Related: you might find this KIP a good background read as well: https://cwiki.apache.org/confluence/display/KAFKA/KIP-42%3A+Add+Producer+and+Consumer+Interceptors

Thanks for the information. Will investigate into consumer.override.

I've been tinkering with the consumer interceptor and consumer.override.interceptor.classes. It is only activated for the consumer task if it is configured.

Bildschirmfoto vom 2023-09-20 17-22-48

But unfortunately the provided configuration is not the one for registration of the sink task:

Bildschirmfoto vom 2023-09-20 17-22-02

Instead of the sink configuration the consumer properties are used:

Bildschirmfoto vom 2023-09-20 18-03-02

Thx so much @agebhar1 for digging into it!

So IIUC, we don't have access to sink-specific properties, such as key and value converters (not good), topics (well, guess not an issue), and all the aws. sink task related configuration settings.

I'm still not clear how would we define additional consumer properties for the interceptor classes then? Say we want to build the S3 claim-check interceptor - how would it get consumer (interceptor) specific properties e.g., <interceptorclass>.s3.bucket? I thought that was possible with interceptors - but now I'm wondering because I don't see the customer aws. properties we use in consumerProps, only in sinkConfig.

It's my pleasure.

I will have some time next week for investigation.

After spend some time with debugging the code, I understood how the configuration for the interceptor is build. The comment on the method is also a good hint

Bildschirmfoto vom 2023-09-24 10-41-30

The method org.apache.kafka.connect.runtime.Worker#baseConsumerConfigs copies all properties with the prefix consumer.override. More precise it is org.apache.kafka.connect.runtime.Worker#baseConsumerConfigs#baseConsumerConfigs by the argument ConnectorClientConfigRequest.ClientType.CONSUMER.

If we provide the configuration with the required prefix, the interceptor for the sink task get all properties:

Bildschirmfoto vom 2023-09-24 10-50-49

@embano1 I've tried to run the ReplaceField Single Message Transformer (SMT) with the e2e Kafka Connect Setup and it just works.

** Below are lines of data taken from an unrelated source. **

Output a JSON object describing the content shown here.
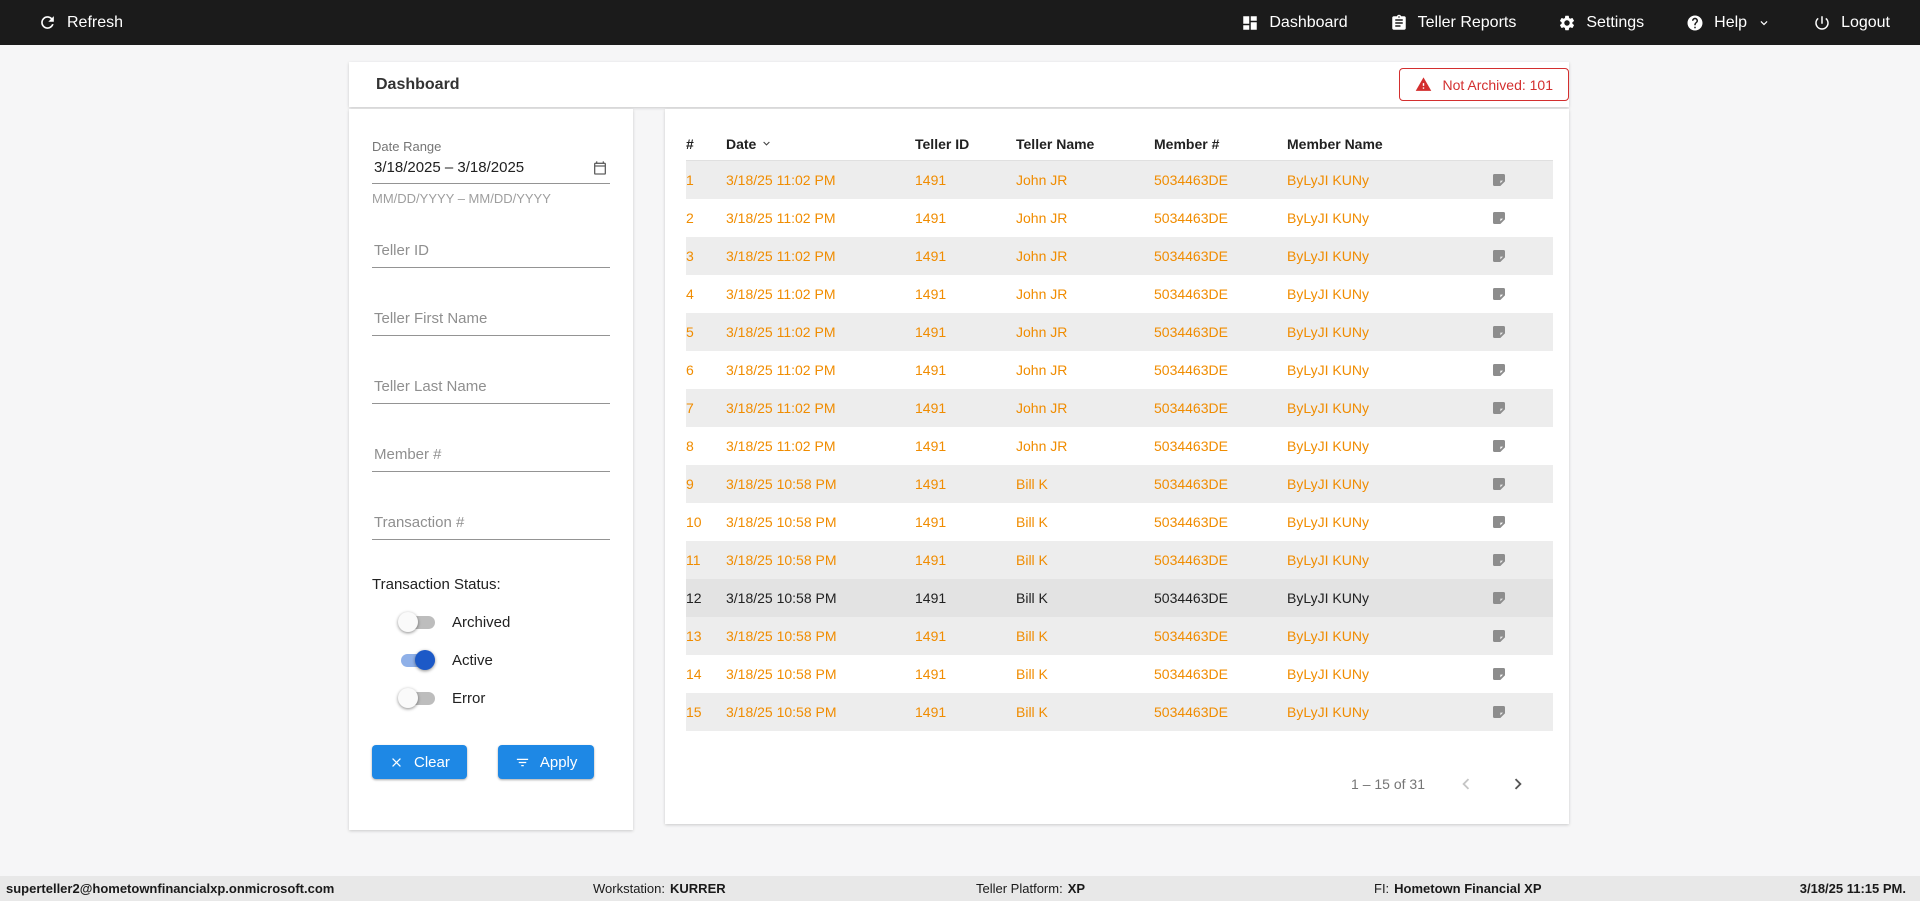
{
  "navbar": {
    "refresh_label": "Refresh",
    "dashboard_label": "Dashboard",
    "teller_reports_label": "Teller Reports",
    "settings_label": "Settings",
    "help_label": "Help",
    "logout_label": "Logout"
  },
  "header": {
    "title": "Dashboard",
    "not_archived_label": "Not Archived: 101"
  },
  "filters": {
    "date_range_label": "Date Range",
    "date_range_value": "3/18/2025 – 3/18/2025",
    "date_range_hint": "MM/DD/YYYY – MM/DD/YYYY",
    "fields": [
      "Teller ID",
      "Teller First Name",
      "Teller Last Name",
      "Member #",
      "Transaction #"
    ],
    "status_label": "Transaction Status:",
    "toggles": [
      {
        "label": "Archived",
        "on": false
      },
      {
        "label": "Active",
        "on": true
      },
      {
        "label": "Error",
        "on": false
      }
    ],
    "clear_label": "Clear",
    "apply_label": "Apply"
  },
  "table": {
    "columns": [
      "#",
      "Date",
      "Teller ID",
      "Teller Name",
      "Member #",
      "Member Name"
    ],
    "rows": [
      {
        "num": "1",
        "date": "3/18/25 11:02 PM",
        "teller_id": "1491",
        "teller_name": "John JR",
        "member_num": "5034463DE",
        "member_name": "ByLyJI KUNy",
        "highlight": false
      },
      {
        "num": "2",
        "date": "3/18/25 11:02 PM",
        "teller_id": "1491",
        "teller_name": "John JR",
        "member_num": "5034463DE",
        "member_name": "ByLyJI KUNy",
        "highlight": false
      },
      {
        "num": "3",
        "date": "3/18/25 11:02 PM",
        "teller_id": "1491",
        "teller_name": "John JR",
        "member_num": "5034463DE",
        "member_name": "ByLyJI KUNy",
        "highlight": false
      },
      {
        "num": "4",
        "date": "3/18/25 11:02 PM",
        "teller_id": "1491",
        "teller_name": "John JR",
        "member_num": "5034463DE",
        "member_name": "ByLyJI KUNy",
        "highlight": false
      },
      {
        "num": "5",
        "date": "3/18/25 11:02 PM",
        "teller_id": "1491",
        "teller_name": "John JR",
        "member_num": "5034463DE",
        "member_name": "ByLyJI KUNy",
        "highlight": false
      },
      {
        "num": "6",
        "date": "3/18/25 11:02 PM",
        "teller_id": "1491",
        "teller_name": "John JR",
        "member_num": "5034463DE",
        "member_name": "ByLyJI KUNy",
        "highlight": false
      },
      {
        "num": "7",
        "date": "3/18/25 11:02 PM",
        "teller_id": "1491",
        "teller_name": "John JR",
        "member_num": "5034463DE",
        "member_name": "ByLyJI KUNy",
        "highlight": false
      },
      {
        "num": "8",
        "date": "3/18/25 11:02 PM",
        "teller_id": "1491",
        "teller_name": "John JR",
        "member_num": "5034463DE",
        "member_name": "ByLyJI KUNy",
        "highlight": false
      },
      {
        "num": "9",
        "date": "3/18/25 10:58 PM",
        "teller_id": "1491",
        "teller_name": "Bill K",
        "member_num": "5034463DE",
        "member_name": "ByLyJI KUNy",
        "highlight": false
      },
      {
        "num": "10",
        "date": "3/18/25 10:58 PM",
        "teller_id": "1491",
        "teller_name": "Bill K",
        "member_num": "5034463DE",
        "member_name": "ByLyJI KUNy",
        "highlight": false
      },
      {
        "num": "11",
        "date": "3/18/25 10:58 PM",
        "teller_id": "1491",
        "teller_name": "Bill K",
        "member_num": "5034463DE",
        "member_name": "ByLyJI KUNy",
        "highlight": false
      },
      {
        "num": "12",
        "date": "3/18/25 10:58 PM",
        "teller_id": "1491",
        "teller_name": "Bill K",
        "member_num": "5034463DE",
        "member_name": "ByLyJI KUNy",
        "highlight": true
      },
      {
        "num": "13",
        "date": "3/18/25 10:58 PM",
        "teller_id": "1491",
        "teller_name": "Bill K",
        "member_num": "5034463DE",
        "member_name": "ByLyJI KUNy",
        "highlight": false
      },
      {
        "num": "14",
        "date": "3/18/25 10:58 PM",
        "teller_id": "1491",
        "teller_name": "Bill K",
        "member_num": "5034463DE",
        "member_name": "ByLyJI KUNy",
        "highlight": false
      },
      {
        "num": "15",
        "date": "3/18/25 10:58 PM",
        "teller_id": "1491",
        "teller_name": "Bill K",
        "member_num": "5034463DE",
        "member_name": "ByLyJI KUNy",
        "highlight": false
      }
    ],
    "pagination": "1 – 15 of 31"
  },
  "statusbar": {
    "user": "superteller2@hometownfinancialxp.onmicrosoft.com",
    "workstation_label": "Workstation:",
    "workstation_value": "KURRER",
    "platform_label": "Teller Platform:",
    "platform_value": "XP",
    "fi_label": "FI:",
    "fi_value": "Hometown Financial XP",
    "datetime": "3/18/25 11:15 PM."
  },
  "colors": {
    "accent_blue": "#1E88E5",
    "row_orange": "#F08C00",
    "alert_red": "#D32F2F",
    "navbar_black": "#1B1B1B"
  }
}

The configuration is received. Also additional ones:
Kafka Connect SMT- ReplaceField - config

And the apply method is invoked:
Kafka Connect SMT- ReplaceField - apply

To summarize the current discussion of this issue.

We evaluated Kafkas concept of ConsumerInterceptor which is called before the Kafka client poll method returns. It can either be configured for the whole Kafka Connect instance or a dedicated Sink Task. When intercept with the consumer interceptor, the payload must be known and the specific deserializer must exist, be present and configured. Thus, we need to (re-)implement the deserialization logic from the Sink Task. See also the prototype of #144.

Another approach we evaluated was Single Message Transformers (SMTs). Each single message is transformed before sent to the sink connector. The deserialization is done by the framework. The SMTs should not call out to external APIs which is clear stated in How to Use Single Message Transforms in Kafka Connect:

Don’t call out to external APIs or store state, and don’t attempt any heavy processing in the transform.

It is also mentioned in the talk Single Message Transformations Are Not the Transformations You’re Looking For.

Currently we do have only sidelining for large events/payloads (#110) to AWS S3 planned. To keep thinks simple the result of the discussion with @embano1 was to close this issue for now.

Thx for the write up @agebhar1 ! Closing as discussed.